Newborn infants are at the highest risk of RSV infection, especially those who are born prematurely or immune compromised. Their heads are big, their airways small, and they have no built-up immunity. It is a leading cause of hospitalization in infants in the U.S.
This monoclonal could be a notable measure of protection for babies, wherever it's approved, available and accessible to those who need it.
"Speaking as a pediatrician as someone who's worked in public health, we always try to prevent, rather than having to treat -- which is why we use vaccines for example -- it's better to prevent illnesses than to treat it," Greenberg said.
"The idea is that a baby would get it for example, if they're born during the time when RSV is circulating, like now, they would get it before they leave the hospital after being born, or if they're born before the RSV season, they would get it in their pediatricians office during a normal well child visit," Greenberg continued. "It's designed to be able to protect from a very rapid standpoint, for that first RSV season."
It is designed to keep RSV from being as serious as it can be in the population most vulnerable to severe infection -- newborns.
So, while Beyfortus may not prevent all infections, like milder ones, it does buy important time for the most vulnerable tiny babies to grow larger and stronger and less likely to get hit as hard by RSV.
During the pandemic, many kids weren't as exposed to many of the viruses they would have been otherwise, during the course of a normal childhood -- because of masking, social distancing, remote learning etc during their very early years.
One theory to explain the unusually high number of RSV infections goes that babies that would have been affected earlier on in life in a normal setting were instead born into the COVID bubble -- which may have caused a delay in their built-up immunity, experts say.
Now, as the masks have come down, the infection rates are going up at even higher rates, and experts emphasize how COVID-19 has thrown the typical seasonality of our respiratory viral waves.
There is also no vaccine for RSV yet, while there is, of course, for COVID and the flu.
"The holy grail for durable RSV protection remains the illusive vaccine which now seems to be on the horizon," Brownstein said. "Nonetheless the availability of these therapies will play an important role as a stop gap, likely an important tool to protect high risk babies from complications of RSV infection."
There have been recent and promising developments with the data on Pfizer's maternal RSV vaccine candidate -- and while they can now move forward with the approval process, that vaccine won't be immediately available to families worried about the current surge. FDA approval and CDC recommendation are possible next year.
And in the newborns most at risk for severe RSV, they have not lived long enough for a vaccine given directly to them to have enough time to build sufficient immunity.

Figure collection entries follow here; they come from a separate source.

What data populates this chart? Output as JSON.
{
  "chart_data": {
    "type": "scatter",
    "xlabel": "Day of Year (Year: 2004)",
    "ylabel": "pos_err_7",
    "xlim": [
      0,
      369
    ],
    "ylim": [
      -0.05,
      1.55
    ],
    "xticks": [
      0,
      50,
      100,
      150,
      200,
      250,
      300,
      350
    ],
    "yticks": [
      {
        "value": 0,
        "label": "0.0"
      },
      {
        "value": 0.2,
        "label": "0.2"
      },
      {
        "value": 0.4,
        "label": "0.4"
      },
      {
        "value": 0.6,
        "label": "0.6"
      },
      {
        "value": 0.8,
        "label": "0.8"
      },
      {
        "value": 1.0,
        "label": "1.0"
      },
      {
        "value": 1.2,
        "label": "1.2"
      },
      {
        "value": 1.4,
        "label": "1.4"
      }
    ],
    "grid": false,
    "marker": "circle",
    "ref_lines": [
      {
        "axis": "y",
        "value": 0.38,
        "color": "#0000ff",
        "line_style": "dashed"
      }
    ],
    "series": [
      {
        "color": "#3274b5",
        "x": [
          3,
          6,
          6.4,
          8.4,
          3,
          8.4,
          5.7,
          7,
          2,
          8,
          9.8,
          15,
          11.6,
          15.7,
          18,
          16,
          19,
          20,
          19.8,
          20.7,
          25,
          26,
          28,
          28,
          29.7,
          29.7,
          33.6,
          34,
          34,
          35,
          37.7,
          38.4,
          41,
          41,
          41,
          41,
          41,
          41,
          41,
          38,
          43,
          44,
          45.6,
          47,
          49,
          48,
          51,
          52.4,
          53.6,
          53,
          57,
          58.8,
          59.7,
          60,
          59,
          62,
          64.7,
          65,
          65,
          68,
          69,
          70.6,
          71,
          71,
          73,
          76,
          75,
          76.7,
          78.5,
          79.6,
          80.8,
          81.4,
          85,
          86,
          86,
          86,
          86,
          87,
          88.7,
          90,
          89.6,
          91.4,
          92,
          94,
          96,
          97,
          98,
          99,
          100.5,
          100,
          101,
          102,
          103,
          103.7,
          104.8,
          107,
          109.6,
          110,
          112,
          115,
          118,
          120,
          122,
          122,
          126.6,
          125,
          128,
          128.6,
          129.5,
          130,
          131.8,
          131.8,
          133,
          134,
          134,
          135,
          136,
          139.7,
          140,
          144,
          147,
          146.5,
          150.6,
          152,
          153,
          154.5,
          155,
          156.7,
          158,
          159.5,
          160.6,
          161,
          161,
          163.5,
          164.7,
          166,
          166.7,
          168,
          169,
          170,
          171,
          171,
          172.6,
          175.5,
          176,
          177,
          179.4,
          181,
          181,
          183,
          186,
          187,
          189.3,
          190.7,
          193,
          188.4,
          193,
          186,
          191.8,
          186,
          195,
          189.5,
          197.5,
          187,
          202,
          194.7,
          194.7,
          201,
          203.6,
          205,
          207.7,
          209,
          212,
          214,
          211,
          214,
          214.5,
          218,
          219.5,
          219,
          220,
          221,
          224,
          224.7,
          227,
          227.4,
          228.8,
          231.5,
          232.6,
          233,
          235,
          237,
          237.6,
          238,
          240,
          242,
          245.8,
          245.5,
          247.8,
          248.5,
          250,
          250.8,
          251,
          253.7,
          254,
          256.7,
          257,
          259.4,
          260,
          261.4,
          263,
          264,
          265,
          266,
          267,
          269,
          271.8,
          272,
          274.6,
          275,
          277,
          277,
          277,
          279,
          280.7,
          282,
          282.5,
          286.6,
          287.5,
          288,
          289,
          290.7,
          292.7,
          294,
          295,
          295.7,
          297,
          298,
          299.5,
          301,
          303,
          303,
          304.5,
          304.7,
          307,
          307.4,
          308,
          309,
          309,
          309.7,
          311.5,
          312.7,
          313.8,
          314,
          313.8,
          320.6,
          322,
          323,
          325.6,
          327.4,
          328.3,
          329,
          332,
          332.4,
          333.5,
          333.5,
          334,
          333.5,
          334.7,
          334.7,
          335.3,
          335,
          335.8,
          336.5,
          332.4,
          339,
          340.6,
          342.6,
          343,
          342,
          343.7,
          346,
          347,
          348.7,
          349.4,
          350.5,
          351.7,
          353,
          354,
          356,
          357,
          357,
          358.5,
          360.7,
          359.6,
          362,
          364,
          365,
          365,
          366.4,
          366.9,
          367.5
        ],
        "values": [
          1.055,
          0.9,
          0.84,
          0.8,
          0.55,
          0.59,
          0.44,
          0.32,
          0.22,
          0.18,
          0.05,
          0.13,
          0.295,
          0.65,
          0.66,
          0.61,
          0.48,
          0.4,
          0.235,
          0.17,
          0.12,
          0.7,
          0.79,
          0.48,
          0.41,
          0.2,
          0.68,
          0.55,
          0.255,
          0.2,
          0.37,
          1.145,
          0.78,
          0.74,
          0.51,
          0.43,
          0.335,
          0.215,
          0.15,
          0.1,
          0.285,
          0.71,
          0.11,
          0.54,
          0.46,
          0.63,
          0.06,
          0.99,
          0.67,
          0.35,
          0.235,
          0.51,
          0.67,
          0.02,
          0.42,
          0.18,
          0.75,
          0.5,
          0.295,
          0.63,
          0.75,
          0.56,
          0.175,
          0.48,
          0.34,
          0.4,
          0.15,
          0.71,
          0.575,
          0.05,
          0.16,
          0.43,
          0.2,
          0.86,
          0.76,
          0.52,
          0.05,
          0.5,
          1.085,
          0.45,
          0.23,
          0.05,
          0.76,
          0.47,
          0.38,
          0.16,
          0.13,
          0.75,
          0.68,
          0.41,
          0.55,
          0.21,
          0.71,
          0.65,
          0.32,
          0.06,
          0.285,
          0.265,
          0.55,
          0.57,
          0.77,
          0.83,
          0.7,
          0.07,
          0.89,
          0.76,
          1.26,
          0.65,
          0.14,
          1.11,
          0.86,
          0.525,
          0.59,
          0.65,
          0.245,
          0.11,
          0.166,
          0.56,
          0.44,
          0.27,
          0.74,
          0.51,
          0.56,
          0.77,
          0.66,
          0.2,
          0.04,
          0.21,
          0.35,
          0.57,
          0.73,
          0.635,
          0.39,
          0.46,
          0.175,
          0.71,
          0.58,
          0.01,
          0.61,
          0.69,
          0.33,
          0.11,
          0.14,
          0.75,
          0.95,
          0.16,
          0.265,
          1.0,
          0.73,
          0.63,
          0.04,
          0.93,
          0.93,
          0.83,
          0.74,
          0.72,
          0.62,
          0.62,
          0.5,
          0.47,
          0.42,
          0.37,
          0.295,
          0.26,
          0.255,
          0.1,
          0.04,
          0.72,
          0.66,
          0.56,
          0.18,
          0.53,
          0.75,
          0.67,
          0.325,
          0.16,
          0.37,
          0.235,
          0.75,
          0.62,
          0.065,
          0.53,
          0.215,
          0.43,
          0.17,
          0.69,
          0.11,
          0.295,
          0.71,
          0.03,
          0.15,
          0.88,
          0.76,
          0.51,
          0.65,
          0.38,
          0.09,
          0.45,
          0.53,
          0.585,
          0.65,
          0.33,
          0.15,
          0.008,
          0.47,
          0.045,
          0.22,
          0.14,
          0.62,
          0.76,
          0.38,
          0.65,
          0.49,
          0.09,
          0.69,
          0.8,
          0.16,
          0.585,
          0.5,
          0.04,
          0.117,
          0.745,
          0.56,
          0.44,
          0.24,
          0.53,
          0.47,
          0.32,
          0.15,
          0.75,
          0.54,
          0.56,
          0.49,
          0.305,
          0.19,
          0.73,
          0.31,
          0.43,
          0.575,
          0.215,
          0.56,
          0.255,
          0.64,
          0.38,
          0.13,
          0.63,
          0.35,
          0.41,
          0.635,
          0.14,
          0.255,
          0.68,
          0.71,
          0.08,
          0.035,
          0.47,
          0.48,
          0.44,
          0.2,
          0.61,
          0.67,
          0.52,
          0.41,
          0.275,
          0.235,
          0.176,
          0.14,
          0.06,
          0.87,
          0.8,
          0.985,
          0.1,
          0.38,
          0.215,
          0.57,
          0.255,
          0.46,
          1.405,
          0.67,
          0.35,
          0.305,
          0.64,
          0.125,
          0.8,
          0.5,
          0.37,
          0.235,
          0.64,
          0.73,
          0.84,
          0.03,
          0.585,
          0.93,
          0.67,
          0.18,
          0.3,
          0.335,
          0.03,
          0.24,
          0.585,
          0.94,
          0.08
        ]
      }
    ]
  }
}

Enter, alternatives like this monoclonal antibody: a synthetic version of that immunity which can help ward off infection.
In a randomized placebo-controlled phase 2/3 trial, Beyfortus showed an efficacy of more than 77% (77.3%) against infants' RSV lower respiratory tract infection hospitalizations.
"I think we just have to be able to be prepared, and have tools like this to be able to respond," Greenberg said. "So that whatever the epidemiology is, we've got the means to be able to protect all infants going into the RSV season, whenever the RSV season happens."
ABC News' Eric M. Strauss and Sony Salzman contributed to this report.